As simple as this sounds, there are six things facilities professionals should keep in mind when considering a modular approach to a data center.
- Design standards – Good architecture sense should come into play from the start, taking into consideration both efficiency and flexibility in terms of layouts. IT equipment still needs to be protected from elements not only during construction but also operations. Equipment must remain airtight and watertight. Other considerations include aesthetics, local code requirements, and the owner’s design wishlist, if any.
- Computer room size – The modular unit’s size should be flexible and scalable meet the owner’s needs and have the capacity to support racks, storage units, and mainframe computer equipment as needed. It also should offer enough height above for overhead power distribution.

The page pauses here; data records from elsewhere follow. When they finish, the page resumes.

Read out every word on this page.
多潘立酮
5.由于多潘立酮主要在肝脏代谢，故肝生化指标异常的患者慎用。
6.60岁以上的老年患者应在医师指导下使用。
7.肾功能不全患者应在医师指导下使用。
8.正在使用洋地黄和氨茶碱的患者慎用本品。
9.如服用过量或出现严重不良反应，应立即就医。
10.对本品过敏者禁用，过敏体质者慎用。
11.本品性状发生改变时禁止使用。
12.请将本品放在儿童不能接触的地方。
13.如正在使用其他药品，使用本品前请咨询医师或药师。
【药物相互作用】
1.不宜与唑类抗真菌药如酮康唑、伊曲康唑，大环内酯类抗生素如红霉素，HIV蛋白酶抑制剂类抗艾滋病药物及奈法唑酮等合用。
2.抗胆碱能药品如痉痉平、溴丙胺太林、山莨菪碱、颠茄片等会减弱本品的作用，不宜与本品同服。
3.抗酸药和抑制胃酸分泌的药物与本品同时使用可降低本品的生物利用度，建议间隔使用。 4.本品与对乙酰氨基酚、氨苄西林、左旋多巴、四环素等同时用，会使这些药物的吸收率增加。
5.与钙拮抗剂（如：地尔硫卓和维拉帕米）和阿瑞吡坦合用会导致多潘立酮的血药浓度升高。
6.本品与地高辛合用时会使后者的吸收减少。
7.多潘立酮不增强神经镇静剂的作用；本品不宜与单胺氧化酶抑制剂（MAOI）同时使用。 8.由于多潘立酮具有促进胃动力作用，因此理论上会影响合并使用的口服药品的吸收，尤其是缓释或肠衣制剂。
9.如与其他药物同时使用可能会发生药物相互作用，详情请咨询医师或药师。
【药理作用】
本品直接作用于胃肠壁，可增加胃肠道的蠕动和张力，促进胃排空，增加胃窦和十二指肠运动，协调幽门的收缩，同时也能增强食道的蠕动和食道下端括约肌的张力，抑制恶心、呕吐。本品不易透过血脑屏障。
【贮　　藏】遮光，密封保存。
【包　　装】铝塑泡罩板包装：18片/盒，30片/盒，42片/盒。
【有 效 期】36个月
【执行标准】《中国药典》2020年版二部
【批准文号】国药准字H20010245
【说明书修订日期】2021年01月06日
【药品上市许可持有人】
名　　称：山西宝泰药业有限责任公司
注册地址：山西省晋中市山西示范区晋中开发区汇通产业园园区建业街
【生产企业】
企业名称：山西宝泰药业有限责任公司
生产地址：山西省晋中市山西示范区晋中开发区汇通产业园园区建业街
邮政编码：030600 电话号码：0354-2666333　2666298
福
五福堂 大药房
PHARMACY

- Third-party testing and certification – Two documents for modular data centers that facility managers should be aware of are UL Subject 2755 Outline of Investigation for Modular Data Centers and the NEC 2014 National Electrical Code Article 646, Modular Data Centers.
- Energy efficiency – The modular data center’s PUE calculation, as outlined by Green Grid and the U.S. Department of Energy, must be clearly stated if information about the total energy required to operate the data center from the utility to the IT equipment is not provided. Ask for complete documentation of the PUE calculation.
- Power distribution – Look for modular systems that offer flexible power distribution capabilities, including various kW equipment loads, types of load connections, ampacities and voltages. And 80/277V, 400/230V or 208/120V power to the IT equipment should be available, among other key factors.
- Temperature control – Install cooling systems that provide concurrent maintainability and fault tolerance, if necessary. Be sure to select ones that meet the latest energy codes and also have the flexibility to cool a wide range of installed equipment. Consider using hot/cold aisle containment systems for efficient cooling.